Con tali scelte i costi transitori avrebbero determinato disoccupazione in vaste regioni, nelle fasce sociali, la crisi di intere industrie, non esclusa quella bancaria; le disparità economiche sarebbero diventate inique e intollerabili.

Sul fronte opposto si schierarono Carli – nonostante condividesse i dubi all’inizio del processo e prima di diventare Presidente della Confindustria – poi Padoa-Schioppa e Ciampi che erano nettamente favorevoli alla validità del “vincolo esterno” e della “politica dalle mani legate” nella certezza che tale via – rilevatasi sbagliata – avrebbe agevolato e accelerato il processo di integrazione politica europea.
Le divisioni all’interno della Banca d’Italia e del mondo accademico le possiamo trovare in modo evidente in una critica a Padoa-Schioppa presente in un articolo su “Il Manifesto” di Federico Caffè collaboratore scientifico prima di Carli – fintanto che ricoprì il ruolo di Governatore – e poi (con alterne vicende) di Baffi.

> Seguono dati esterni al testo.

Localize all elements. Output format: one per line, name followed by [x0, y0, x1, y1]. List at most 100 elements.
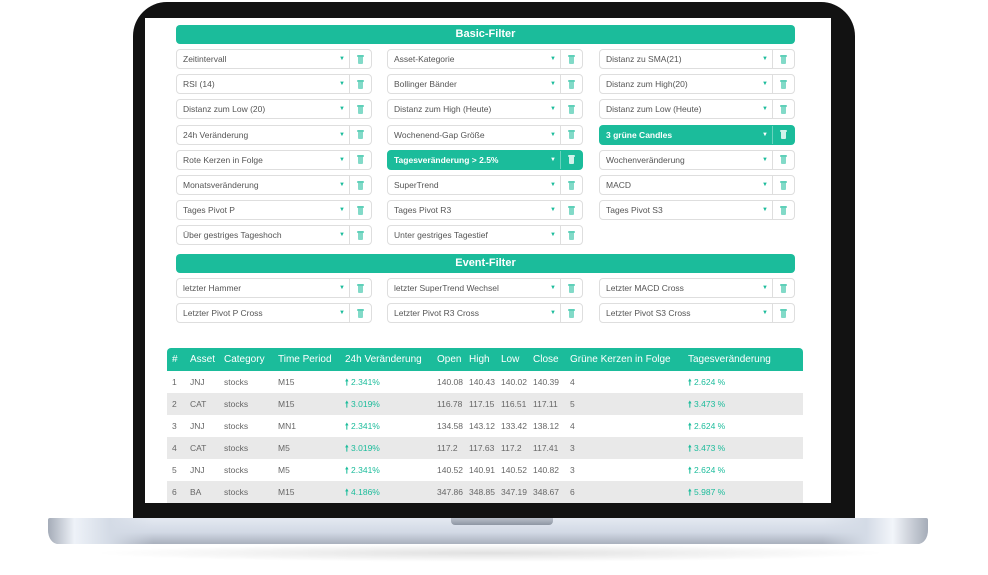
chevron-down-icon[interactable]: ▼	[335, 226, 349, 244]
column-header-24h-veranderung[interactable]: 24h Veränderung	[345, 348, 437, 371]
delete-filter-button[interactable]	[772, 201, 794, 220]
delete-filter-button[interactable]	[560, 125, 582, 144]
delete-filter-button[interactable]	[772, 279, 794, 297]
filter-supertrend[interactable]: SuperTrend ▼	[387, 175, 583, 195]
column-header-close[interactable]: Close	[533, 348, 570, 371]
delete-filter-button[interactable]	[560, 150, 582, 169]
delete-filter-button[interactable]	[772, 176, 794, 194]
filter-letzter-pivot-p-cross[interactable]: Letzter Pivot P Cross ▼	[176, 303, 372, 324]
chevron-down-icon[interactable]: ▼	[758, 100, 772, 118]
filter-24h-veranderung[interactable]: 24h Veränderung ▼	[176, 124, 372, 145]
column-header-high[interactable]: High	[469, 348, 501, 371]
table-row[interactable]: 5 JNJ stocks M5 🠕 2.341% 140.52 140.91 140.52 14…	[167, 459, 803, 481]
delete-filter-button[interactable]	[349, 75, 371, 94]
chevron-down-icon[interactable]: ▼	[335, 126, 349, 144]
filter-distanz-zum-low-20[interactable]: Distanz zum Low (20) ▼	[176, 99, 372, 120]
filter-asset-kategorie[interactable]: Asset-Kategorie ▼	[387, 49, 583, 69]
chevron-down-icon[interactable]: ▼	[546, 50, 560, 68]
chevron-down-icon[interactable]: ▼	[335, 304, 349, 322]
delete-filter-button[interactable]	[772, 304, 794, 323]
table-row[interactable]: 1 JNJ stocks M15 🠕 2.341% 140.08 140.43 140.02 1…	[167, 371, 803, 393]
filter-letzter-pivot-s3-cross[interactable]: Letzter Pivot S3 Cross ▼	[599, 303, 795, 324]
chevron-down-icon[interactable]: ▼	[546, 279, 560, 297]
delete-filter-button[interactable]	[349, 150, 371, 169]
delete-filter-button[interactable]	[349, 100, 371, 119]
chevron-down-icon[interactable]: ▼	[758, 279, 772, 297]
chevron-down-icon[interactable]: ▼	[758, 304, 772, 322]
filter-3-grune-candles[interactable]: 3 grüne Candles ▼	[599, 124, 795, 145]
filter-monatsveranderung[interactable]: Monatsveränderung ▼	[176, 175, 372, 195]
delete-filter-button[interactable]	[349, 176, 371, 194]
filter-letzter-hammer[interactable]: letzter Hammer ▼	[176, 278, 372, 298]
delete-filter-button[interactable]	[772, 100, 794, 119]
chevron-down-icon[interactable]: ▼	[335, 100, 349, 118]
filter-bollinger-bander[interactable]: Bollinger Bänder ▼	[387, 74, 583, 95]
column-header-tagesveranderung[interactable]: Tagesveränderung	[688, 348, 803, 371]
column-header-grune-kerzen-in-folge[interactable]: Grüne Kerzen in Folge	[570, 348, 688, 371]
delete-filter-button[interactable]	[772, 75, 794, 94]
chevron-down-icon[interactable]: ▼	[335, 151, 349, 169]
filter-distanz-zum-high-20[interactable]: Distanz zum High(20) ▼	[599, 74, 795, 95]
delete-filter-button[interactable]	[349, 201, 371, 220]
column-header-asset[interactable]: Asset	[187, 348, 224, 371]
chevron-down-icon[interactable]: ▼	[546, 75, 560, 93]
delete-filter-button[interactable]	[772, 50, 794, 68]
chevron-down-icon[interactable]: ▼	[335, 176, 349, 194]
chevron-down-icon[interactable]: ▼	[546, 176, 560, 194]
filter-tages-pivot-p[interactable]: Tages Pivot P ▼	[176, 200, 372, 221]
delete-filter-button[interactable]	[349, 279, 371, 297]
chevron-down-icon[interactable]: ▼	[758, 75, 772, 93]
delete-filter-button[interactable]	[560, 279, 582, 297]
filter-rsi-14[interactable]: RSI (14) ▼	[176, 74, 372, 95]
table-row[interactable]: 6 BA stocks M15 🠕 4.186% 347.86 348.85 347.19 34…	[167, 481, 803, 503]
chevron-down-icon[interactable]: ▼	[546, 201, 560, 219]
filter-wochenveranderung[interactable]: Wochenveränderung ▼	[599, 149, 795, 170]
chevron-down-icon[interactable]: ▼	[758, 151, 772, 169]
chevron-down-icon[interactable]: ▼	[758, 201, 772, 219]
filter-distanz-zu-sma-21[interactable]: Distanz zu SMA(21) ▼	[599, 49, 795, 69]
delete-filter-button[interactable]	[560, 75, 582, 94]
delete-filter-button[interactable]	[349, 304, 371, 323]
column-header-index[interactable]: #	[167, 348, 187, 371]
filter-letzter-pivot-r3-cross[interactable]: Letzter Pivot R3 Cross ▼	[387, 303, 583, 324]
chevron-down-icon[interactable]: ▼	[335, 75, 349, 93]
chevron-down-icon[interactable]: ▼	[546, 151, 560, 169]
filter-rote-kerzen-in-folge[interactable]: Rote Kerzen in Folge ▼	[176, 149, 372, 170]
table-row[interactable]: 2 CAT stocks M15 🠕 3.019% 116.78 117.15 116.51 1…	[167, 393, 803, 415]
filter-zeitintervall[interactable]: Zeitintervall ▼	[176, 49, 372, 69]
delete-filter-button[interactable]	[560, 304, 582, 323]
chevron-down-icon[interactable]: ▼	[546, 126, 560, 144]
delete-filter-button[interactable]	[560, 201, 582, 220]
column-header-category[interactable]: Category	[224, 348, 278, 371]
column-header-low[interactable]: Low	[501, 348, 533, 371]
filter-uber-gestriges-tageshoch[interactable]: Über gestriges Tageshoch ▼	[176, 225, 372, 246]
filter-distanz-zum-high-heute[interactable]: Distanz zum High (Heute) ▼	[387, 99, 583, 120]
chevron-down-icon[interactable]: ▼	[335, 201, 349, 219]
filter-wochenend-gap-gro-e[interactable]: Wochenend-Gap Größe ▼	[387, 124, 583, 145]
table-row[interactable]: 4 CAT stocks M5 🠕 3.019% 117.2 117.63 117.2 117.…	[167, 437, 803, 459]
filter-tages-pivot-s3[interactable]: Tages Pivot S3 ▼	[599, 200, 795, 221]
chevron-down-icon[interactable]: ▼	[546, 100, 560, 118]
delete-filter-button[interactable]	[560, 226, 582, 245]
filter-tages-pivot-r3[interactable]: Tages Pivot R3 ▼	[387, 200, 583, 221]
table-row[interactable]: 3 JNJ stocks MN1 🠕 2.341% 134.58 143.12 133.42 1…	[167, 415, 803, 437]
delete-filter-button[interactable]	[772, 150, 794, 169]
filter-letzter-supertrend-wechsel[interactable]: letzter SuperTrend Wechsel ▼	[387, 278, 583, 298]
chevron-down-icon[interactable]: ▼	[335, 50, 349, 68]
chevron-down-icon[interactable]: ▼	[335, 279, 349, 297]
column-header-open[interactable]: Open	[437, 348, 469, 371]
delete-filter-button[interactable]	[560, 100, 582, 119]
filter-tagesveranderung-2-5[interactable]: Tagesveränderung > 2.5% ▼	[387, 149, 583, 170]
delete-filter-button[interactable]	[772, 125, 794, 144]
chevron-down-icon[interactable]: ▼	[758, 176, 772, 194]
delete-filter-button[interactable]	[560, 176, 582, 194]
filter-unter-gestriges-tagestief[interactable]: Unter gestriges Tagestief ▼	[387, 225, 583, 246]
chevron-down-icon[interactable]: ▼	[758, 50, 772, 68]
delete-filter-button[interactable]	[349, 226, 371, 245]
delete-filter-button[interactable]	[349, 125, 371, 144]
delete-filter-button[interactable]	[349, 50, 371, 68]
filter-distanz-zum-low-heute[interactable]: Distanz zum Low (Heute) ▼	[599, 99, 795, 120]
chevron-down-icon[interactable]: ▼	[546, 304, 560, 322]
delete-filter-button[interactable]	[560, 50, 582, 68]
filter-macd[interactable]: MACD ▼	[599, 175, 795, 195]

Così si espresse Caffè : ”Non voglio perciò nasconderLe la pena che ho provato nel leggere ….. il Suo commento al “Piano Pandolfi”. Pensavo che sola giustificazione di qualche sconfinamento nel giornalismo da parte di uomini di scuola e dottrina ….. fosse l’impegno a correggere le precipitazioni e la strumentalità degli interventi politici con qualche lezione di rigore, di approfondimento, di pacatezza. Questo mi sembrava l’esempio di alcuni Suoi maestri …… Ella avrebbe potuto stroncare il “Piano Pandolfi” cimentandosi sul nocciolo dei problemi e delle proposte fornendo una organica linea di ragionamento alternativa, e magari avanzando qualche idea costruttiva, cioè coerente coi Suoi principi adeguata ai fini e realizzabile”.
Le analisi critiche sulla strada intrapresa per la scelta dell’euro, sui suoi risultati, sono ancora attuali, possono essere oggi la base di partenza delle modifiche pur adattandole al mutato contesto economico e geopolitico. Le scelte di modifiche richieste oltre 40 anni fa (con rigore scientifico, con la previsione e descrizione delle ripercussioni negative sul piano sociale che si sono avverate) sono ancora utili.

Tra le varie opinioni, tra i vari documenti utili al dibattito ed alle scelte di oggi basterebbe leggere e studiare l’intervento di Giorgio Napolitano alla Camera dei Deputati basato sulle analisi e le indicazioni della Banca d’Italia.
Con tale intervento Napolitano motivò, nella sua veste di capogruppo, il voto contrario del PCI alla adesione dell’Italia allo SME.